BigQuery queries

This guide explains how to query data in BigQuery for typical Manufacturing Data Engine (MDE) use-cases.

Records join with cloud metadata

If cloud metadata materialization is disabled, you can access cloud metadata instances by joining relevant record table with the metadata-store on the metadata instance_id with the following SQL query:

SELECT
  dnr.*,
  ms.instance
FROM
  mde_data.`RECORD_TABLE_NAME` AS dnr
LEFT JOIN
  mde_dimension.`metadata-store` AS ms
ON
  ms.instance_id = JSON_VALUE(cloud_metadata_ref, "$.BUCKET_NAME.instance_id")
WHERE
  DATE(event_timestamp) = 'EVENT_TIMESTAMP'
LIMIT 100

Replace the following:

  • RECORD_TABLE_NAME: the name of the record table.
  • BUCKET_NAME: the name of the cloud metadata bucket.
  • EVENT_TIMESTAMP: the timestamp of the event.

To improve query performance and since the metadata-store is partitioned on bucket number, you can optionally specify the bucket number in the ON clause, as the following SQL query:

SELECT
  dnr.*,
  ms.instance
FROM
  mde_data.`<RECORD_TABLE_NAME>` AS dnr
LEFT JOIN
  mde_dimension.`metadata-store` AS ms
ON
  ms.instance_id = JSON_VALUE(cloud_metadata_ref, "$.BUCKET_NAME.instance_id")
  AND ms.bucket_number = <BUCKET_NUMBER>
WHERE
  DATE(event_timestamp) = 'EVENT_TIMESTAMP'
LIMIT 100

Replace the following:

  • BUCKET_NAME: the name of the cloud metadata bucket.
  • EVENT_TIMESTAMP: the timestamp of the event.
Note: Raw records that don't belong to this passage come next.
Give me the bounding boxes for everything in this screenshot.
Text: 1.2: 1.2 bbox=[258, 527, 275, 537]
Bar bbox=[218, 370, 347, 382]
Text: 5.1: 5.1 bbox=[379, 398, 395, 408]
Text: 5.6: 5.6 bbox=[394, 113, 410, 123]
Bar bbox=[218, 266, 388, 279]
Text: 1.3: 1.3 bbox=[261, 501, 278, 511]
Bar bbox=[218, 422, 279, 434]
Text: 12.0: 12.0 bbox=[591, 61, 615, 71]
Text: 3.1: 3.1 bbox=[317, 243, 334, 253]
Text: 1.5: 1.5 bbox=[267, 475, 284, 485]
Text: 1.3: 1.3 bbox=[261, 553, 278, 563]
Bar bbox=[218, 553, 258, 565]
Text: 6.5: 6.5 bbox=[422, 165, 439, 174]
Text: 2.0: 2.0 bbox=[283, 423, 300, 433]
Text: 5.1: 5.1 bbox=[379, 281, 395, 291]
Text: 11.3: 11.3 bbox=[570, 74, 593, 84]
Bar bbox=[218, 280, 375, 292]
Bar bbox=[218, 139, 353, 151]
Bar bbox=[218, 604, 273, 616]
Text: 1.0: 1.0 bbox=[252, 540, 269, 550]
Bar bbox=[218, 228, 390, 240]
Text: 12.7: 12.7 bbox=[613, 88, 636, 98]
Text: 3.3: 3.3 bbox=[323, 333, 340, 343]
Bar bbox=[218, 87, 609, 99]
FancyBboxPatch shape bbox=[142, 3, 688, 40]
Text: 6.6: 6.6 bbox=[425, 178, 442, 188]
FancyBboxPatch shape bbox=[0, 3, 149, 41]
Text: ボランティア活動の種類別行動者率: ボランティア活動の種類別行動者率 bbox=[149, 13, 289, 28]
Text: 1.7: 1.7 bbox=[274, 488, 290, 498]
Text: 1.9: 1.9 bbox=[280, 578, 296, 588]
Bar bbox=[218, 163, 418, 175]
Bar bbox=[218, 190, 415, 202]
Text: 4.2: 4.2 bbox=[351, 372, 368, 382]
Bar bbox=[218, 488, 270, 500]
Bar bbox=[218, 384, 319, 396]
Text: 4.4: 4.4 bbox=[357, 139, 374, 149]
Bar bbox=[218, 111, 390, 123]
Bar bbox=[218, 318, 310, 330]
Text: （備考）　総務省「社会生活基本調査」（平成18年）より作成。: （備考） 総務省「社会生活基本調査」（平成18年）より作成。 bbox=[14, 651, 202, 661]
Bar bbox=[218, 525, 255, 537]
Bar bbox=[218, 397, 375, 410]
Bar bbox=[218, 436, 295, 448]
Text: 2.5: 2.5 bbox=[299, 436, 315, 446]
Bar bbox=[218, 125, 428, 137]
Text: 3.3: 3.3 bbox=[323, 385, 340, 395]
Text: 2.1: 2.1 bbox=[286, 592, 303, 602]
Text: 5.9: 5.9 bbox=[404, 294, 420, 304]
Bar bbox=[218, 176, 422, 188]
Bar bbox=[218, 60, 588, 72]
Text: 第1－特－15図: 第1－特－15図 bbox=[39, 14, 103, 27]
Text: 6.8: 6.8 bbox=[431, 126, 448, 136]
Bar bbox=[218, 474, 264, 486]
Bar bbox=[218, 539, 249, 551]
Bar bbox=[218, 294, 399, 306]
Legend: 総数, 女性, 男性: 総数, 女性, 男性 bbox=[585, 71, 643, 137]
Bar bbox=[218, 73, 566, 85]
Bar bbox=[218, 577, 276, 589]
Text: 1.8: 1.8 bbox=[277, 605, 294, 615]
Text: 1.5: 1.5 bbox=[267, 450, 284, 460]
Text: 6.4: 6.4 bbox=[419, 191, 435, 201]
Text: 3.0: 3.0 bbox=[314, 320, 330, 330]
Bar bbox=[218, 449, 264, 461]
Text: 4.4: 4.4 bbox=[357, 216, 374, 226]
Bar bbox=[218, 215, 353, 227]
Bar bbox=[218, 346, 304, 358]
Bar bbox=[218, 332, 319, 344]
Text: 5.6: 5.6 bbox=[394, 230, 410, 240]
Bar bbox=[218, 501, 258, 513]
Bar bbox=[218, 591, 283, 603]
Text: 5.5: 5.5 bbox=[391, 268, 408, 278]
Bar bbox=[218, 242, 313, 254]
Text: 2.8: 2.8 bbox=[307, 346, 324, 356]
Cloud metadata instance attributes access

You can access metadata instance attributes using the JSON dot notation which always returns a JSON object, or using one of the BigQuery JSON functions, such as JSON_VALUE to extract strings or other data types. See the following example:

SELECT
  dnr.*,
  ms.instance.deviceName                    -- this returns a double quoted JSON string
  JSON_VALUE(ms.instance, '$.deviceName')   -- this returns a string
FROM
  mde_data.`example-record-tbl` AS dnr
LEFT JOIN
  mde_dimension.`metadata-store` AS ms
ON
  ms.instance_id = JSON_VALUE(cloud_metadata_ref, "$.bucket.instance_id")
WHERE
  DATE(event_timestamp) = '2023-01-01'
LIMIT 100

Similarly, if cloud metadata materialization is enabled, you can access metadata instance attributes directly from the record. See the following example:

SELECT
  *   (EXCEPT materialized_cloud_metadata),
  materialized_cloud_metadata.device.deviceName                     -- this returns a double quoted JSON string
  JSON_VALUE(materialized_cloud_metadata., '$.device.deviceName')   -- this returns a string
FROM
  mde_data.`example-record-tbl`
WHERE
  DATE(event_timestamp) = '2023-01-01'
LIMIT 100

Obtaining a list of all instance IDs contained in cloud_metadata_ref

To obtain an array of all metadata instance IDs contained in the cloud_metadata_ref field of a record follow these steps:

  1. Create the user defined function (UDF) with the following SQL query:

    CREATE OR REPLACE FUNCTION `mde_data.get_instance_ids`(input JSON) RETURNS ARRAY<STRING> LANGUAGE js AS R"""
    return input ? Object.keys(input).map(bucketName => input[bucketName].instance_id).filter(instance_id => instance_id != null) : [];
    """;
    
  2. Execute the function in a query:

    SELECT
     mde_data.get_instance_ids(cloud_metadata_ref) as metadata_instance_ids,
     *,
    FROM
     mde_data.`RECORD_TABLE_NAME`
    WHERE
    DATE(event_timestamp) = 'EVENT_TIMESTAMP'
    LIMIT 100
    

    Replace the following:

  • RECORD_TABLE_NAME: the name of the record table.
  • EVENT_TIMESTAMP: the timestamp of the event.